The global economy is clearly at a turning point: commodity prices have in many cases reached record levels, interest rates are starting to rise and stock markets have plunged from vertiginous heights. The increasing possibility of a global recession may give pause to both commodity price and interest rate rises. Still, there is an undeniable sense that these events may not be a temporary adjustment, but a multilayered response to more fundamental changes in the global economy.
The many causes of inflation
It is difficult to see through the many layers of these developments because there is much to distract us right now.

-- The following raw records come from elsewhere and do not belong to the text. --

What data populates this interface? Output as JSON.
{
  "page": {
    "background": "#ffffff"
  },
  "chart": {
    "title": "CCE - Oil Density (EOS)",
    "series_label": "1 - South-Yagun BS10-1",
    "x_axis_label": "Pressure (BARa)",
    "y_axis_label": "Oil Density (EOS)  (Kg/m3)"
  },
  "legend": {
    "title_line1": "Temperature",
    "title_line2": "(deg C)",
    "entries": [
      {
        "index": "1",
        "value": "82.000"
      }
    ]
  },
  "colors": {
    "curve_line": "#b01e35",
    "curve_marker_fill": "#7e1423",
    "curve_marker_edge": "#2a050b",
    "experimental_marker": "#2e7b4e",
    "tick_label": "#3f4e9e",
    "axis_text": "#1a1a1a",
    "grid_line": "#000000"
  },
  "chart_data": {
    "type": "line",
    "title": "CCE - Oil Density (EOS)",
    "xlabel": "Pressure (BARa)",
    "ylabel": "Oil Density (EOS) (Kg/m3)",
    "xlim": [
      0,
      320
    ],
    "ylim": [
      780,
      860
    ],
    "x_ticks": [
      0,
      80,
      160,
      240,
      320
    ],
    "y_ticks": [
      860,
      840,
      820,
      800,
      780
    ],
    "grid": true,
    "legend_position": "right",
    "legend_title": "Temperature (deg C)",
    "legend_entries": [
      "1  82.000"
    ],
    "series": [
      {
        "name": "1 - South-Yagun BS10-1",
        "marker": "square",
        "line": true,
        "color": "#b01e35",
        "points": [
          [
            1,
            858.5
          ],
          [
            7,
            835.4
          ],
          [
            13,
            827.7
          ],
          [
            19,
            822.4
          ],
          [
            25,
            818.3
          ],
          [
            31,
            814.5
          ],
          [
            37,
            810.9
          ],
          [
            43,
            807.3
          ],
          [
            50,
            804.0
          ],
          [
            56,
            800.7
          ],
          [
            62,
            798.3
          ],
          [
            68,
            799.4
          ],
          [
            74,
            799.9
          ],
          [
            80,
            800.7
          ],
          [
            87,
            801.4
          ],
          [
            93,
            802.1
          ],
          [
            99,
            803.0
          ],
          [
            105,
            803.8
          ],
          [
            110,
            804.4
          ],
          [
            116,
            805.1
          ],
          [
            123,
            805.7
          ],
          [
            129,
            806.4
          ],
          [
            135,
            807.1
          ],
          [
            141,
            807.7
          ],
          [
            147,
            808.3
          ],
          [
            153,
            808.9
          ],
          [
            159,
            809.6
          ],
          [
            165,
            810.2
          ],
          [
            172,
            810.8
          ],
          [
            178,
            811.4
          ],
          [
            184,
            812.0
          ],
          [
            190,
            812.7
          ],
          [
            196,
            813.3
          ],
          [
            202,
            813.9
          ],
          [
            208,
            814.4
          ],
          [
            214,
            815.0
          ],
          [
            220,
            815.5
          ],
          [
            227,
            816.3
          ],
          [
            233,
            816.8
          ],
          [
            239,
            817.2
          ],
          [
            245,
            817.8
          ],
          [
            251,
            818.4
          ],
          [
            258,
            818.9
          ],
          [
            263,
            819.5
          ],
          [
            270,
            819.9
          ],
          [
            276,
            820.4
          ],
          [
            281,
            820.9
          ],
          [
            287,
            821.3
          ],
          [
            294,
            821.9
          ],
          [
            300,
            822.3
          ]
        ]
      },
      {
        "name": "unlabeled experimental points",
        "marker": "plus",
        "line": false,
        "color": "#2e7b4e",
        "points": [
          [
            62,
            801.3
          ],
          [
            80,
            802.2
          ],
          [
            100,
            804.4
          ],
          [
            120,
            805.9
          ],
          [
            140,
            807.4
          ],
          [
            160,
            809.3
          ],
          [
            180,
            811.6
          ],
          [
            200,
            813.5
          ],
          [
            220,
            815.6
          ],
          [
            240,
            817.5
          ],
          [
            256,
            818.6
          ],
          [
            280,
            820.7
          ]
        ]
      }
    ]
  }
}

The extreme policy measures used to fight Covid would be enough to give global growth a serious kick upwards. For example, the ten or so trillion additional dollars in securities acquired by the leading central banks combined with the nearly two trillion dollar fiscal response from the US government. Add to this the massive supply shocks to primary energy and grain markets from the Russian invasion of Ukraine and we can easily begin to understand why global inflation has picked up sharply while growth, having at first accelerated out of Covid, now seems on the brink of failing and tipping us back into recession.
The evolving market perspective has been that, after a smallish rise in world interest rates, and a mildish recession — depending on where you happen to live — inflation will fall and we will be back to where we were in 2018 before Covid struck. Or perhaps not. Economic commentators have flip-flopped between a range of positions.